MathVista
MathVista copied to clipboard
Possible Bug in calculate_score.py, empty responses or extractions results in non-empty normalized extraction due to `get_most_similar`
I was debugging an issue with our model outputting empty responses for all questions and noticed the accuracy score was still 22% when I expected it should be 0%.
I debug further and found that for multi_choice
questions there is a path that computes Levenshtein distance but doesn't guard against empty inputs meaning it would output a valid choice regardless.
(Likely the choice with the least amount of characters which would be the minimum edit distance, or first choice if all equal length)

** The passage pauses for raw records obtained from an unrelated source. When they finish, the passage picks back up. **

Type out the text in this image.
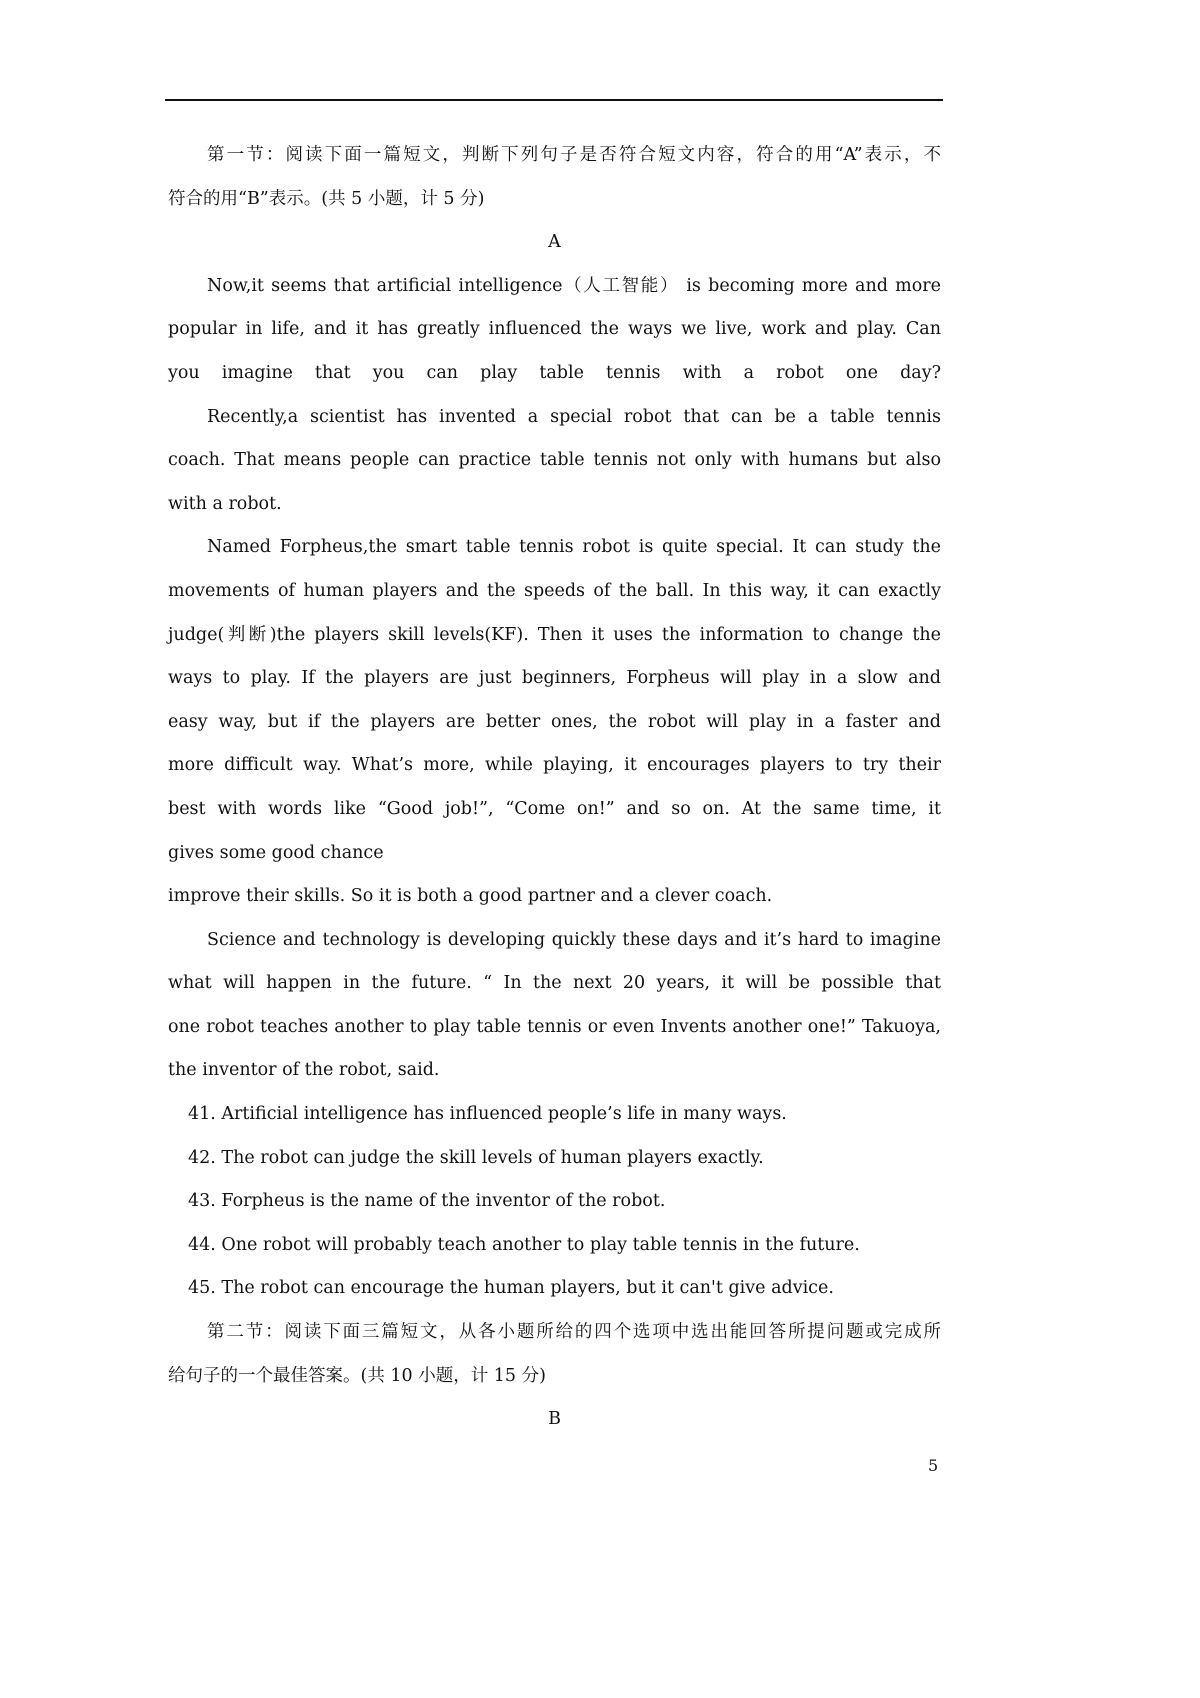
第一节：阅读下面一篇短文，判断下列句子是否符合短文内容，符合的用“A”表示，不
符合的用“B”表示。(共 5 小题，计 5 分)
A
Now,it seems that artificial intelligence（人工智能） is becoming more and more
popular in life, and it has greatly influenced the ways we live, work and play. Can
you imagine that you can play table tennis with a robot one day?
Recently,a scientist has invented a special robot that can be a table tennis
coach. That means people can practice table tennis not only with humans but also
with a robot.
Named Forpheus,the smart table tennis robot is quite special. It can study the
movements of human players and the speeds of the ball. In this way, it can exactly
judge(判断)the players skill levels(KF). Then it uses the information to change the
ways to play. If the players are just beginners, Forpheus will play in a slow and
easy way, but if the players are better ones, the robot will play in a faster and
more difficult way. What’s more, while playing, it encourages players to try their
best with words like “Good job!”, “Come on!” and so on. At the same time, it
gives some good chance
improve their skills. So it is both a good partner and a clever coach.
Science and technology is developing quickly these days and it’s hard to imagine
what will happen in the future. “ In the next 20 years, it will be possible that
one robot teaches another to play table tennis or even Invents another one!” Takuoya,
the inventor of the robot, said.
41. Artificial intelligence has influenced people’s life in many ways.
42. The robot can judge the skill levels of human players exactly.
43. Forpheus is the name of the inventor of the robot.
44. One robot will probably teach another to play table tennis in the future.
45. The robot can encourage the human players, but it can't give advice.
第二节：阅读下面三篇短文，从各小题所给的四个选项中选出能回答所提问题或完成所
给句子的一个最佳答案。(共 10 小题，计 15 分)
B
5
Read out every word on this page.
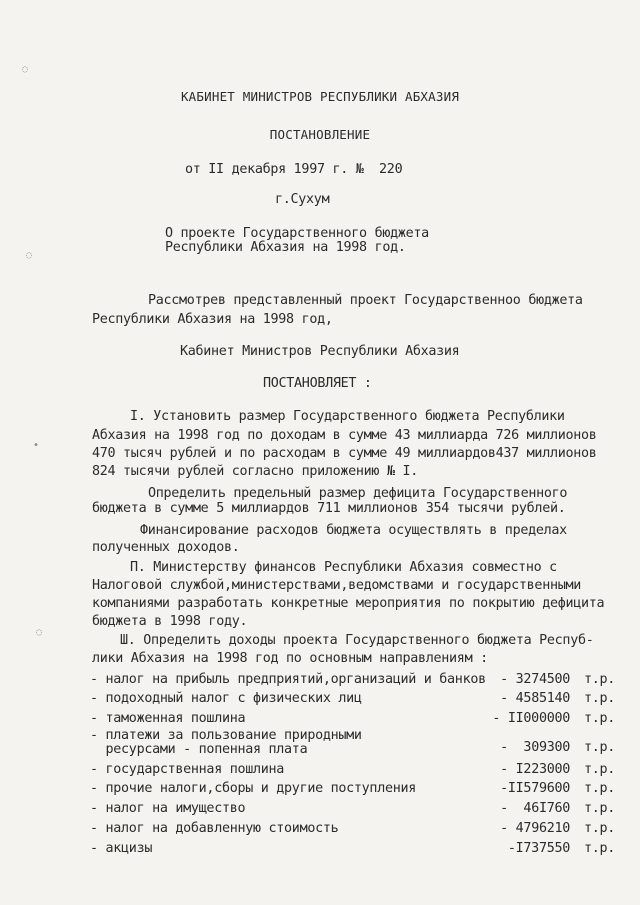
◌
◌
•
◌
КАБИНЕТ МИНИСТРОВ РЕСПУБЛИКИ АБХАЗИЯ
ПОСТАНОВЛЕНИЕ
от II декабря 1997 г. №  220
г.Сухум
О проекте Государственного бюджета
Республики Абхазия на 1998 год.
Рассмотрев представленный проект Государственноо бюджета
Республики Абхазия на 1998 год,
Кабинет Министров Республики Абхазия
ПОСТАНОВЛЯЕТ :
I. Установить размер Государственного бюджета Республики
Абхазия на 1998 год по доходам в сумме 43 миллиарда 726 миллионов
470 тысяч рублей и по расходам в сумме 49 миллиардов437 миллионов
824 тысячи рублей согласно приложению № I.
Определить предельный размер дефицита Государственного
бюджета в сумме 5 миллиардов 711 миллионов 354 тысячи рублей.
Финансирование расходов бюджета осуществлять в пределах
полученных доходов.
П. Министерству финансов Республики Абхазия совместно с
Налоговой службой,министерствами,ведомствами и государственными
компаниями разработать конкретные мероприятия по покрытию дефицита
бюджета в 1998 году.
Ш. Определить доходы проекта Государственного бюджета Респуб-
лики Абхазия на 1998 год по основным направлениям :
- налог на прибыль предприятий,организаций и банков - 3274500 т.р.
- подоходный налог с физических лиц	- 4585140 т.р.
- таможенная пошлина	- II000000 т.р.
- платежи за пользование природными
ресурсами - попенная плата	-  309300 т.р.
- государственная пошлина	- I223000 т.р.
- прочие налоги,сборы и другие поступления	-II579600 т.р.
- налог на имущество	-  46I760 т.р.
- налог на добавленную стоимость	- 4796210 т.р.
- акцизы	-I737550 т.р.
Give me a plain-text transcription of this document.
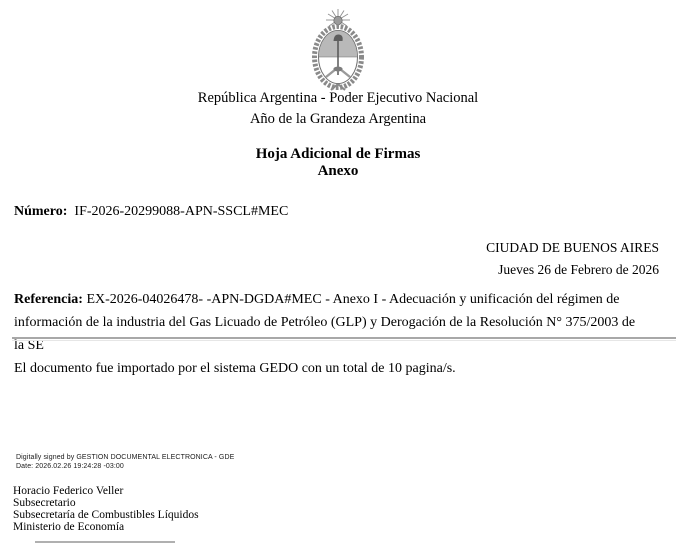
República Argentina - Poder Ejecutivo Nacional
Año de la Grandeza Argentina
Hoja Adicional de Firmas
Anexo
Número: IF-2026-20299088-APN-SSCL#MEC
CIUDAD DE BUENOS AIRES
Jueves 26 de Febrero de 2026
Referencia: EX-2026-04026478- -APN-DGDA#MEC - Anexo I - Adecuación y unificación del régimen de información de la industria del Gas Licuado de Petróleo (GLP) y Derogación de la Resolución N° 375/2003 de la SE
El documento fue importado por el sistema GEDO con un total de 10 pagina/s.
Digitally signed by GESTION DOCUMENTAL ELECTRONICA - GDE
Date: 2026.02.26 19:24:28 -03:00
Horacio Federico Veller
Subsecretario
Subsecretaría de Combustibles Líquidos
Ministerio de Economía
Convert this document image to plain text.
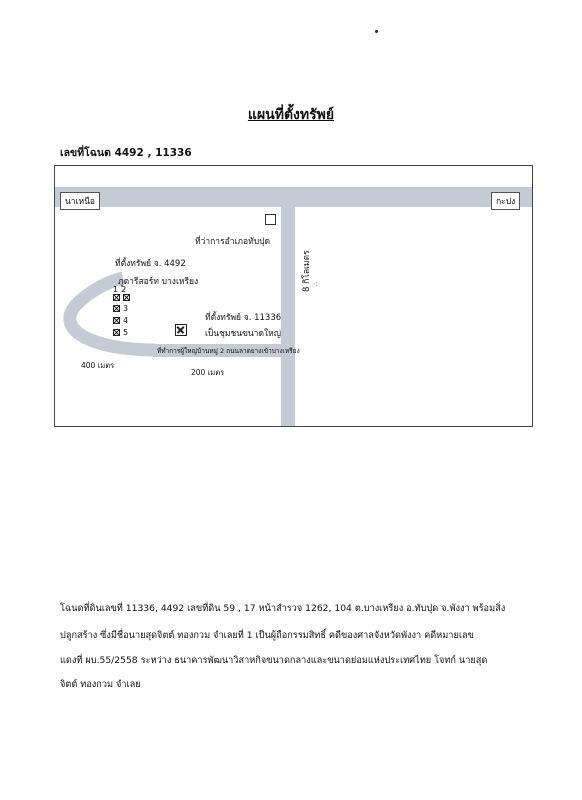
แผนที่ตั้งทรัพย์
เลขที่โฉนด 4492 , 11336
นาเหนือ	กะปง
ที่ว่าการอำเภอทับปุด
8 กิโลเมตร ·:
ที่ตั้งทรัพย์ จ. 4492
ภูดารีสอร์ท บางเหรียง
1 2
3
4
5
ที่ตั้งทรัพย์ จ. 11336
เป็นชุมชนขนาดใหญ่
ที่ทำการผู้ใหญ่บ้านหมู่ 2 ถนนลาดยางเข้าบางเหรียง
400 เมตร
200 เมตร
โฉนดที่ดินเลขที่ 11336, 4492 เลขที่ดิน 59 , 17 หน้าสำรวจ 1262, 104 ต.บางเหรียง อ.ทับปุด จ.พังงา พร้อมสิ่ง
ปลูกสร้าง ซึ่งมีชื่อนายสุดจิตต์ ทองกวม จำเลยที่ 1 เป็นผู้ถือกรรมสิทธิ์ คดีของศาลจังหวัดพังงา คดีหมายเลข
แดงที่ ผบ.55/2558 ระหว่าง ธนาคารพัฒนาวิสาหกิจขนาดกลางและขนาดย่อมแห่งประเทศไทย โจทก์ นายสุด
จิตต์ ทองกวม จำเลย
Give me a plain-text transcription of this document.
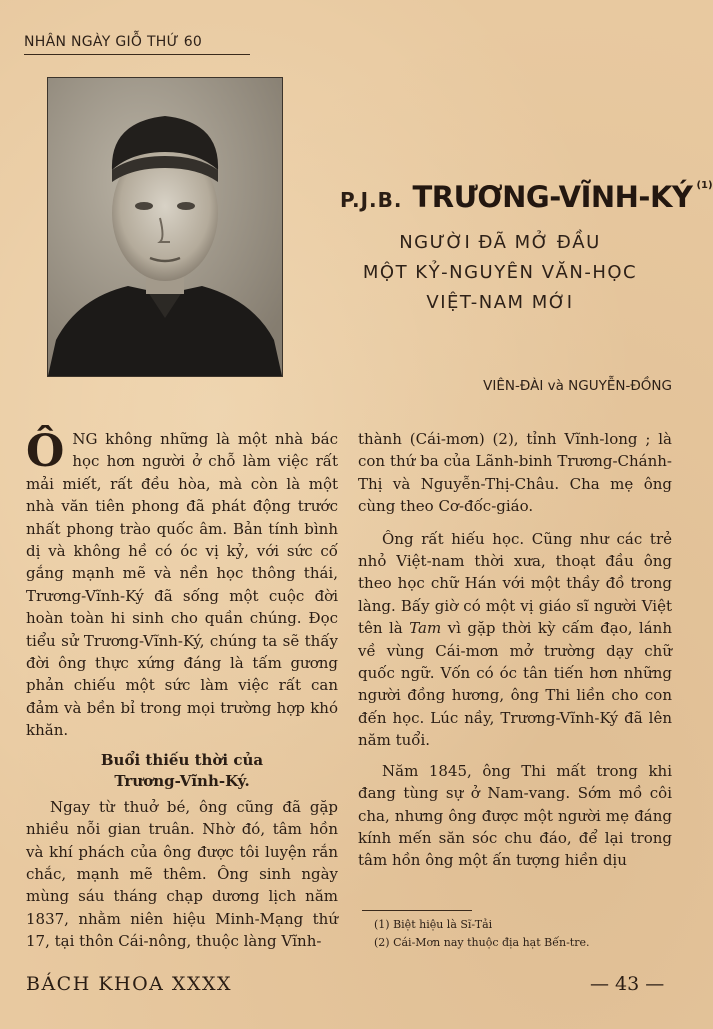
NHÂN NGÀY GIỖ THỨ 60
P.J.B. TRƯƠNG-VĨNH-KÝ $^{(1)}$
NGƯỜI ĐÃ MỞ ĐẦU
MỘT KỶ-NGUYÊN VĂN-HỌC
VIỆT-NAM MỚI
VIÊN-ĐÀI và NGUYỄN-ĐỒNG

ÔNG không những là một nhà bác học hơn người ở chỗ làm việc rất mải miết, rất đều hòa, mà còn là một nhà văn tiên phong đã phát động trước nhất phong trào quốc âm. Bản tính bình dị và không hề có óc vị kỷ, với sức cố gắng mạnh mẽ và nền học thông thái, Trương-Vĩnh-Ký đã sống một cuộc đời hoàn toàn hi sinh cho quần chúng. Đọc tiểu sử Trương-Vĩnh-Ký, chúng ta sẽ thấy đời ông thực xứng đáng là tấm gương phản chiếu một sức làm việc rất can đảm và bền bỉ trong mọi trường hợp khó khăn.

Buổi thiếu thời của
Trương-Vĩnh-Ký.

Ngay từ thuở bé, ông cũng đã gặp nhiều nỗi gian truân. Nhờ đó, tâm hồn và khí phách của ông được tôi luyện rắn chắc, mạnh mẽ thêm. Ông sinh ngày mùng sáu tháng chạp dương lịch năm 1837, nhằm niên hiệu Minh-Mạng thứ 17, tại thôn Cái-nông, thuộc làng Vĩnh-

thành (Cái-mơn) (2), tỉnh Vĩnh-long ; là con thứ ba của Lãnh-binh Trương-Chánh-Thị và Nguyễn-Thị-Châu. Cha mẹ ông cùng theo Cơ-đốc-giáo.

Ông rất hiếu học. Cũng như các trẻ nhỏ Việt-nam thời xưa, thoạt đầu ông theo học chữ Hán với một thầy đồ trong làng. Bấy giờ có một vị giáo sĩ người Việt tên là Tam vì gặp thời kỳ cấm đạo, lánh về vùng Cái-mơn mở trường dạy chữ quốc ngữ. Vốn có óc tân tiến hơn những người đồng hương, ông Thi liền cho con đến học. Lúc nầy, Trương-Vĩnh-Ký đã lên năm tuổi.

Năm 1845, ông Thi mất trong khi đang tùng sự ở Nam-vang. Sớm mồ côi cha, nhưng ông được một người mẹ đáng kính mến săn sóc chu đáo, để lại trong tâm hồn ông một ấn tượng hiền dịu

(1) Biệt hiệu là Sĩ-Tải
(2) Cái-Mơn nay thuộc địa hạt Bến-tre.
BÁCH KHOA XXXX	— 43 —
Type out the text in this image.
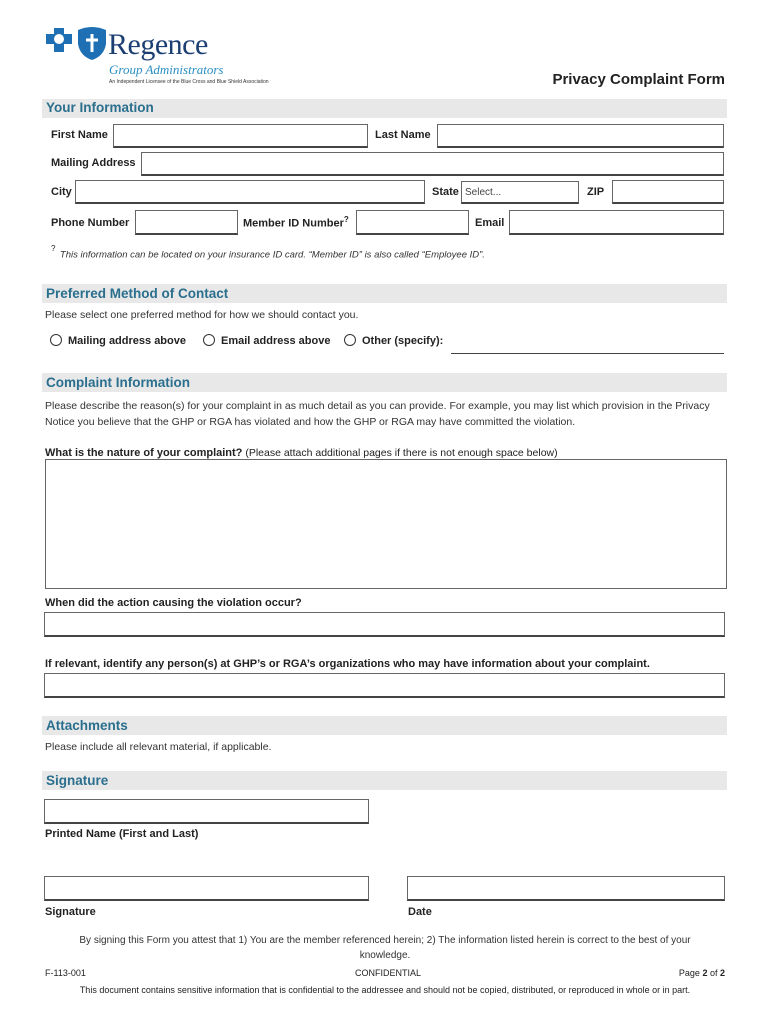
Regence
Group Administrators
An Independent Licensee of the Blue Cross and Blue Shield Association	Privacy Complaint Form
Your Information
First Name	Last Name
Mailing Address
City	State Select...	ZIP
Phone Number	Member ID Number?	Email
? This information can be located on your insurance ID card. “Member ID” is also called “Employee ID”.
Preferred Method of Contact
Please select one preferred method for how we should contact you.
Mailing address above	Email address above	Other (specify):
Complaint Information
Please describe the reason(s) for your complaint in as much detail as you can provide. For example, you may list which provision in the Privacy Notice you believe that the GHP or RGA has violated and how the GHP or RGA may have committed the violation.
What is the nature of your complaint? (Please attach additional pages if there is not enough space below)
When did the action causing the violation occur?
If relevant, identify any person(s) at GHP’s or RGA’s organizations who may have information about your complaint.
Attachments
Please include all relevant material, if applicable.
Signature
Printed Name (First and Last)
Signature	Date
By signing this Form you attest that 1) You are the member referenced herein; 2) The information listed herein is correct to the best of your knowledge.
F-113-001	CONFIDENTIAL	Page 2 of 2
This document contains sensitive information that is confidential to the addressee and should not be copied, distributed, or reproduced in whole or in part.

https://github.com/lupantech/MathVista/blob/82f68d09b4cbffe9d0dfd7542c599810e30c9a99/evaluation/calculate_score.py#L45-L51
https://github.com/lupantech/MathVista/blob/82f68d09b4cbffe9d0dfd7542c599810e30c9a99/evaluation/calculate_score.py#L14-L20
I also saw there was a questionable Exception handling when coercing the input value to a string. It assigns an empty string and continues. I think it should exiting early and return None. This assignment of empty string could further contribute to the issue above, for multiple choice problems where the extraction is not a string
https://github.com/lupantech/MathVista/blob/82f68d09b4cbffe9d0dfd7542c599810e30c9a99/evaluation/calculate_score.py#L30-L36
Video Demonstration
https://youtu.be/vj07WRvcLDw